Pablo Rodriguez a déclaré que le projet de loi sur la diffusion en continu en ligne rapportera 1 milliard de dollars au secteur, mais en 2021, l’écosystème créatif de YouTube a contribué à lui seul à hauteur de 1,1 milliard de dollars au PIB du Canada et a créé plus de 34 000 emplois. Nous faisons déjà en sorte que ces plateformes fonctionnent pour nous, et ce ne sont pas les médias traditionnels.

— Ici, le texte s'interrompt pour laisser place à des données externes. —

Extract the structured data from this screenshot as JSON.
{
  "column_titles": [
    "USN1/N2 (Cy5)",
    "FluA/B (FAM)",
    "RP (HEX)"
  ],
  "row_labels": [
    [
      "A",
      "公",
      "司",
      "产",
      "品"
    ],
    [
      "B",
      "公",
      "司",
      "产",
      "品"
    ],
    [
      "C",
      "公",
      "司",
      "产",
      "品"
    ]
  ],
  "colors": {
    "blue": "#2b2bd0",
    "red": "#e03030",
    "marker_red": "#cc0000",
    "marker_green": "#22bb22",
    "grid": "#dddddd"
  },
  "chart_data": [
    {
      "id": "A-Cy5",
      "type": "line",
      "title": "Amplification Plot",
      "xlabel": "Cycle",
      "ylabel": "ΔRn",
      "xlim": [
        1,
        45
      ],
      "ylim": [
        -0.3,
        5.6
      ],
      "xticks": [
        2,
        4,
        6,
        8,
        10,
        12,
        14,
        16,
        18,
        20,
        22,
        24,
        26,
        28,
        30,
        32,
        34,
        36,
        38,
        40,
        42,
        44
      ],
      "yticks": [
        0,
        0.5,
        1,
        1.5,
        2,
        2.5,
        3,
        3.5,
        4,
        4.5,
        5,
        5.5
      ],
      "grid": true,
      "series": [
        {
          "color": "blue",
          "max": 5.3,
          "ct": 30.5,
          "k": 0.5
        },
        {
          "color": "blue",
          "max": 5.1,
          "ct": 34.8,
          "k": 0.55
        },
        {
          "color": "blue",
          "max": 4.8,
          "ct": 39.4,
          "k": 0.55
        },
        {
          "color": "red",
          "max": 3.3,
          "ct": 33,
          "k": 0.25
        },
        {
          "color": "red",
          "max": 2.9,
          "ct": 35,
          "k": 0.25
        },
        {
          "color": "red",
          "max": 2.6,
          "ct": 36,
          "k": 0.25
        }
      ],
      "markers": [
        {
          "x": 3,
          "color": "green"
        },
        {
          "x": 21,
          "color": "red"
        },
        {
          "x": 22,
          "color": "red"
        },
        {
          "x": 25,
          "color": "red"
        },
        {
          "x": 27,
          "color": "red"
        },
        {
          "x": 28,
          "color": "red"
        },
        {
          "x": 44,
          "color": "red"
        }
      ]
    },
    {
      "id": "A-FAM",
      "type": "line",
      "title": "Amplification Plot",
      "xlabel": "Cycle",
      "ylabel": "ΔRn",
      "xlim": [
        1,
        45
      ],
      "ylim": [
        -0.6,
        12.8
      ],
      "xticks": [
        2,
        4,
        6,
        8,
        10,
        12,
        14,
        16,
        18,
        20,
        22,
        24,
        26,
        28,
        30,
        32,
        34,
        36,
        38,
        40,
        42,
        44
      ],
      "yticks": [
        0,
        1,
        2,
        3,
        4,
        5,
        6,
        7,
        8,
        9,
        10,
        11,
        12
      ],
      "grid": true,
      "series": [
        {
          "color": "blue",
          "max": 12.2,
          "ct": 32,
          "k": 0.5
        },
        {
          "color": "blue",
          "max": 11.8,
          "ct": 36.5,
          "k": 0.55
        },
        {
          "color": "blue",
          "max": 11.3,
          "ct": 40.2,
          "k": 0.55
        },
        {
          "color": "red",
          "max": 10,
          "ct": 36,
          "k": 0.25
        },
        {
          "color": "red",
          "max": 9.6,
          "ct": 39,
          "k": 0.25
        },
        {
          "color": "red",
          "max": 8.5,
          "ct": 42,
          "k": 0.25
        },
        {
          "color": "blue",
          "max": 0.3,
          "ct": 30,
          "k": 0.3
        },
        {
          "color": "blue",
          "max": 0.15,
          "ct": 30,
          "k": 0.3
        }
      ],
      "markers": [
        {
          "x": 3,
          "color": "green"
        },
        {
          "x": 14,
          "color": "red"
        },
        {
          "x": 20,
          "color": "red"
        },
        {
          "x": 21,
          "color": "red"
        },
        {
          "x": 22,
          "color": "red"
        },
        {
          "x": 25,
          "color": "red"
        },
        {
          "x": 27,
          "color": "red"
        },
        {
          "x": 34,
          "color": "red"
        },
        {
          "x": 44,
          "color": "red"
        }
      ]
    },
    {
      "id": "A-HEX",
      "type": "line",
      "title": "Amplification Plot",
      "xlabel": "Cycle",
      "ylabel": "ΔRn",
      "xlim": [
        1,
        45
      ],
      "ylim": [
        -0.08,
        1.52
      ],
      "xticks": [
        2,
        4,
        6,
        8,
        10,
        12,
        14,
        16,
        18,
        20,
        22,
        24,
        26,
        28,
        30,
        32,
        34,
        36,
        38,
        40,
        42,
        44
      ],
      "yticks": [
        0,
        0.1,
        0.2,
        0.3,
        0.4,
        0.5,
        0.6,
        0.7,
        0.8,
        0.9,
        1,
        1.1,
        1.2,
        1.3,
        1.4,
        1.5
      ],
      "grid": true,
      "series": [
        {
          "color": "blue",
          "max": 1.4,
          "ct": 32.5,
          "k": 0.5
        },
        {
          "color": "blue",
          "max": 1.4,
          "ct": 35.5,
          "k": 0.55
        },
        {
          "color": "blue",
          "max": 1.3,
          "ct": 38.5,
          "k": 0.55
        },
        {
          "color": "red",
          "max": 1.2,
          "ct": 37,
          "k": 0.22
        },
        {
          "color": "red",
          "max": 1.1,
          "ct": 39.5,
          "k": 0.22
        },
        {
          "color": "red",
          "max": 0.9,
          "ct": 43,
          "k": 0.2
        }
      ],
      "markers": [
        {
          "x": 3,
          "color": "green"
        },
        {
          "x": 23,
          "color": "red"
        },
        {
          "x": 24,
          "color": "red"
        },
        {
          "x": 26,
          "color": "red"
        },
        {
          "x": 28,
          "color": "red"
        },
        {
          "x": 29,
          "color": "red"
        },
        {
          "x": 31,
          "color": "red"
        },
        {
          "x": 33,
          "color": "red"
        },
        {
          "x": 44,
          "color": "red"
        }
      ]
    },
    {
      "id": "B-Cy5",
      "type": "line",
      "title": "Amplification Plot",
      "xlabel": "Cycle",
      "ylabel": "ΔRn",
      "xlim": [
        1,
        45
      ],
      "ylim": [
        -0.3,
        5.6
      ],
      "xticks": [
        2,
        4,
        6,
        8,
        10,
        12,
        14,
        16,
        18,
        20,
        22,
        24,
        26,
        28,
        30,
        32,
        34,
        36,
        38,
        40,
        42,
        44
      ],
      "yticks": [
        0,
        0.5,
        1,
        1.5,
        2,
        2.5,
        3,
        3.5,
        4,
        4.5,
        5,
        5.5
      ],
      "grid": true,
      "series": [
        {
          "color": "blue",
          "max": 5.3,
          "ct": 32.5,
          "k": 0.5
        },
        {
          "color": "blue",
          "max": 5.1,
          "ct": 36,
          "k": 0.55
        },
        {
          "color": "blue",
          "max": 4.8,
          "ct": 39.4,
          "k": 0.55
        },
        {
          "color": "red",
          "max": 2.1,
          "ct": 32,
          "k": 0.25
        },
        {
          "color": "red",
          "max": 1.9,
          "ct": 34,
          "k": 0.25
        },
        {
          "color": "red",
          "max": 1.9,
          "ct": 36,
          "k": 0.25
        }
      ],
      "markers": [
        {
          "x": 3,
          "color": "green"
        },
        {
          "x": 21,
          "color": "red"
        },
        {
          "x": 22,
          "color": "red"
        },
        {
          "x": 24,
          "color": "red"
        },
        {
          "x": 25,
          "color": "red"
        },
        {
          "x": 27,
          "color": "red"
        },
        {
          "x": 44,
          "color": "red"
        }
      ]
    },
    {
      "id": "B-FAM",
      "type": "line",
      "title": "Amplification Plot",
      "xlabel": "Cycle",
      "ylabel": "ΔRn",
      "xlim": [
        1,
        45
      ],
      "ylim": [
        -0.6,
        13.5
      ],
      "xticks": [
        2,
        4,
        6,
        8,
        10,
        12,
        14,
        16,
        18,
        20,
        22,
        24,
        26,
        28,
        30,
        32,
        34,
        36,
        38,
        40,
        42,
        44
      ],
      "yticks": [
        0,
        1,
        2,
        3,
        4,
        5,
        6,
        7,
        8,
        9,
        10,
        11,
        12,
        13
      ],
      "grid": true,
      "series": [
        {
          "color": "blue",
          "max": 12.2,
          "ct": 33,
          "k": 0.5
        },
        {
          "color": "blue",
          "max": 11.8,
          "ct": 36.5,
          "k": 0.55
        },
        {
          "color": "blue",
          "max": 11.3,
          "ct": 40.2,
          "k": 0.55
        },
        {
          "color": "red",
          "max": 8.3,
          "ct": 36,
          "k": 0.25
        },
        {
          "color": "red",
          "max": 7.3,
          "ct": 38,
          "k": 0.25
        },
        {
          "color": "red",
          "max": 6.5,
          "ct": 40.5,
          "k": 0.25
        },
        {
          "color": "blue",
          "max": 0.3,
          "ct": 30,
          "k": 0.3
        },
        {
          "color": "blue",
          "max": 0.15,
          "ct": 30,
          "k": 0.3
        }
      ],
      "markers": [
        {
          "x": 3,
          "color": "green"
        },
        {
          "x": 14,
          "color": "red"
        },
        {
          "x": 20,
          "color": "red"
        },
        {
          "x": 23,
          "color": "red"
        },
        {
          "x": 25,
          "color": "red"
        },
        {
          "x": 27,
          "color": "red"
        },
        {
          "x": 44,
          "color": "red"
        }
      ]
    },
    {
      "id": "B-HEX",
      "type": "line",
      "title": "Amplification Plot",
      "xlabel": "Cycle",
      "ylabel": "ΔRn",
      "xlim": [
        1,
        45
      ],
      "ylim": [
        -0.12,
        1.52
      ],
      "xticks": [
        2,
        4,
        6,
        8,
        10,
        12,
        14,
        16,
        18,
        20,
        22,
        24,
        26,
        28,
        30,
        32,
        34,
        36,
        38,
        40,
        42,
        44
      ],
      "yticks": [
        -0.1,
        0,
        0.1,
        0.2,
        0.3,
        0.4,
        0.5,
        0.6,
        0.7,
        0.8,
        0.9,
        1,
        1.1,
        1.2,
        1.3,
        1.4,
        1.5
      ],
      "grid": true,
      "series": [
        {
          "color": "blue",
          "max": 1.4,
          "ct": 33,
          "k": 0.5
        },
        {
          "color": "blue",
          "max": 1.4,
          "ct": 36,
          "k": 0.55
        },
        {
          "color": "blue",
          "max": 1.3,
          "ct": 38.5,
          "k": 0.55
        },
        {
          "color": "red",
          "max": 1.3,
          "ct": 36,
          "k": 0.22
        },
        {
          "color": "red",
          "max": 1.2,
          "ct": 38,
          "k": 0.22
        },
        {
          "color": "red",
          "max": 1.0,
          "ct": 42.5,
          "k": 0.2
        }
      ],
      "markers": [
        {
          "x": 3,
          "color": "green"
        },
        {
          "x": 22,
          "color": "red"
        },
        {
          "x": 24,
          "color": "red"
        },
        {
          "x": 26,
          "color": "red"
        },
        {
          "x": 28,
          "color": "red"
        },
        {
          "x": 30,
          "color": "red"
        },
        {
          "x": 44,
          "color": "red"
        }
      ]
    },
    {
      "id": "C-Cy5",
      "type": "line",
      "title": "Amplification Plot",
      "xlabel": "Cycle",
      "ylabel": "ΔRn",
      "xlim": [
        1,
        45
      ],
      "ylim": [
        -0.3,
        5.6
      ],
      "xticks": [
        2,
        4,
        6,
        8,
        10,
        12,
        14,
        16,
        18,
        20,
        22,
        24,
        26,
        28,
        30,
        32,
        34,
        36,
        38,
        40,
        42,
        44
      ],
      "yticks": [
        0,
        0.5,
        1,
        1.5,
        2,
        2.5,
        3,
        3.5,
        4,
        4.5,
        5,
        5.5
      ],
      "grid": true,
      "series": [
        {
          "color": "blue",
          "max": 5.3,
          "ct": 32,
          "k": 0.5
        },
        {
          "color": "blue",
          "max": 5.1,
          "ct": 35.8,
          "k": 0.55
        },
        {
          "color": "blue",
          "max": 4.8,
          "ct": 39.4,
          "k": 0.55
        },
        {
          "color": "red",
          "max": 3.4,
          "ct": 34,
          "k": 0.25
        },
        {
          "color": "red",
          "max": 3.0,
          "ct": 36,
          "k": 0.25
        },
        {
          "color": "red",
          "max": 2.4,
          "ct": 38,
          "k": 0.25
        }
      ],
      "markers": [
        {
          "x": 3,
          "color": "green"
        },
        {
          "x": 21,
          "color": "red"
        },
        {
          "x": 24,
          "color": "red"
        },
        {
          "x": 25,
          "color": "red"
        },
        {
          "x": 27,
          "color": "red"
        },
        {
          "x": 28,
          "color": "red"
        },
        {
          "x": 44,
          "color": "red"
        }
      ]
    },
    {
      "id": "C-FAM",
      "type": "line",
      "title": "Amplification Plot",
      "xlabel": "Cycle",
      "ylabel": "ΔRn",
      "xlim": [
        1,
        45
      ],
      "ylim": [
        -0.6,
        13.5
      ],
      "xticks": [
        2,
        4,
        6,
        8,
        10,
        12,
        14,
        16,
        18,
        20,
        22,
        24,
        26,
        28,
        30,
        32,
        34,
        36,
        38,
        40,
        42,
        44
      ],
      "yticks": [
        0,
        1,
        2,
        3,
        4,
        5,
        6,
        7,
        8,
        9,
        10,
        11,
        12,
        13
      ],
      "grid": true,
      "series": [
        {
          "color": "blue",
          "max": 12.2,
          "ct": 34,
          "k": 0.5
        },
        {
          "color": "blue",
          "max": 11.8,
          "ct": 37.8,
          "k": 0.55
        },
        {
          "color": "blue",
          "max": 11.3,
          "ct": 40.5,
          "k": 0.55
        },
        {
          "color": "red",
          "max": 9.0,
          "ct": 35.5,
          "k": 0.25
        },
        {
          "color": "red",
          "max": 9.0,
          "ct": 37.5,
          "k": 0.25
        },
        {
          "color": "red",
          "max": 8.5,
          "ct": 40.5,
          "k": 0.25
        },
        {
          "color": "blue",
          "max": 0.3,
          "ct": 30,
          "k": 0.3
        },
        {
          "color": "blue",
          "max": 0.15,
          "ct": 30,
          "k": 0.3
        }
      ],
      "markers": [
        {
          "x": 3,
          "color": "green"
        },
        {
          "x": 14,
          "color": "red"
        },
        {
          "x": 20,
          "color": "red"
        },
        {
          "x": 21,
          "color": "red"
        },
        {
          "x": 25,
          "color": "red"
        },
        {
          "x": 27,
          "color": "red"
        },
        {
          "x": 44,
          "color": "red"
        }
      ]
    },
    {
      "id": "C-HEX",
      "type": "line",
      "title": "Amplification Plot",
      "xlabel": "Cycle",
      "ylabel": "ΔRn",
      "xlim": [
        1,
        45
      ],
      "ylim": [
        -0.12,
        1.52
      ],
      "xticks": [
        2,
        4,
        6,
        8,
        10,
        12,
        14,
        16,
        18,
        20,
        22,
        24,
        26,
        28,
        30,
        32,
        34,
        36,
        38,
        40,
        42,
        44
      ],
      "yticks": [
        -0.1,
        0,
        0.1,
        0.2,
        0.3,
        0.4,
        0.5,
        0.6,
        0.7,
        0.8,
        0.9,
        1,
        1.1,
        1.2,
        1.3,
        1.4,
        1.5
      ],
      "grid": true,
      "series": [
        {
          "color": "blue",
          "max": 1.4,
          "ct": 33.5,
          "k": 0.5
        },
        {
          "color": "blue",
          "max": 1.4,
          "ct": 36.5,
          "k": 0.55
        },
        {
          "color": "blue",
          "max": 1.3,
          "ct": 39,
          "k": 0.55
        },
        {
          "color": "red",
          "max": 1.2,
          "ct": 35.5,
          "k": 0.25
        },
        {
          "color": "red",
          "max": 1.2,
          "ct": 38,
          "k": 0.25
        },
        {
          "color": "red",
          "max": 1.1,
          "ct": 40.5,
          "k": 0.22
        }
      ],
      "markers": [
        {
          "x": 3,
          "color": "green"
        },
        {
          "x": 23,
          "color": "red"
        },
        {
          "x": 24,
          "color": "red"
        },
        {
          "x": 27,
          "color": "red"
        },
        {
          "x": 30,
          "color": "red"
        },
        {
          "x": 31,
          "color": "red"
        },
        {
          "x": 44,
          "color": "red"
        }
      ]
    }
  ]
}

Si le projet de loi C-11 nuit à la découvrabilité des créateurs canadiens à l’échelle mondiale, je peux imaginer un scénario où certaines...
Le président : Monsieur Tomchuk, pouvez-vous un peu ralentir votre exposé? Les interprètes ont du mal à vous suivre.
M. Tomchuk : Désolé, j’essaie de respecter la limite des cinq minutes. J’ai beaucoup de choses à dire.
Si le projet de loi C-11 nuit à la découvrabilité des créateurs canadiens à l’échelle mondiale, je peux imaginer un scénario où certaines entreprises ayant peu de liens physiques quitteront le pays purement et simplement afin de pouvoir continuer de travailler sans être gênées par ces obligations agressives.
Un autre problème flagrant du projet de loi C-11, c’est qu’il n’y a pas de seuil de revenu pour les entreprises en ligne. À l’exception des entreprises énoncées dans le paragraphe 2(3) proposé, tous les sites Web qui diffusent des vidéos aux Canadiens pourraient être soumis aux exigences du CRTC, y compris moi-même si je décidais un jour d’héberger et de promouvoir mes propres vidéos et ma musique, puisque cela devient chaque jour de moins en moins cher. Le fait de ne pas le faire entraînerait des amendes scandaleuses. C’est profondément anticoncurrentiel et anticonsommateur et cela étoufferait toute forme d’innovation canadienne dans le domaine de la diffusion en continu, ce qui justifie une tout autre discussion.
Toutes les obligations en matière de découvrabilité doivent être retirées du projet de loi C-11. Les Canadiens ont déjà le choix de regarder les émissions présentant du contenu canadien. Il n’y a pas de limites de programmation, comme c’est le cas avec la radio ou la télévision. En fin de compte, le projet de loi C-11 ne fera rien pour populariser le contenu canadien. Il ne fera que soutenir les sociétés médiatiques traditionnelles multimilliardaires qui reçoivent déjà la part du lion des subventions et des aides et qui ne sont pas injustement ciblées par les plateformes de diffusion en continu. Elles n’ont tout simplement pas réussi à démontrer leur compréhension des désirs de leur public. Le projet de loi C-11 ne réglera pas ce problème. Je vous remercie.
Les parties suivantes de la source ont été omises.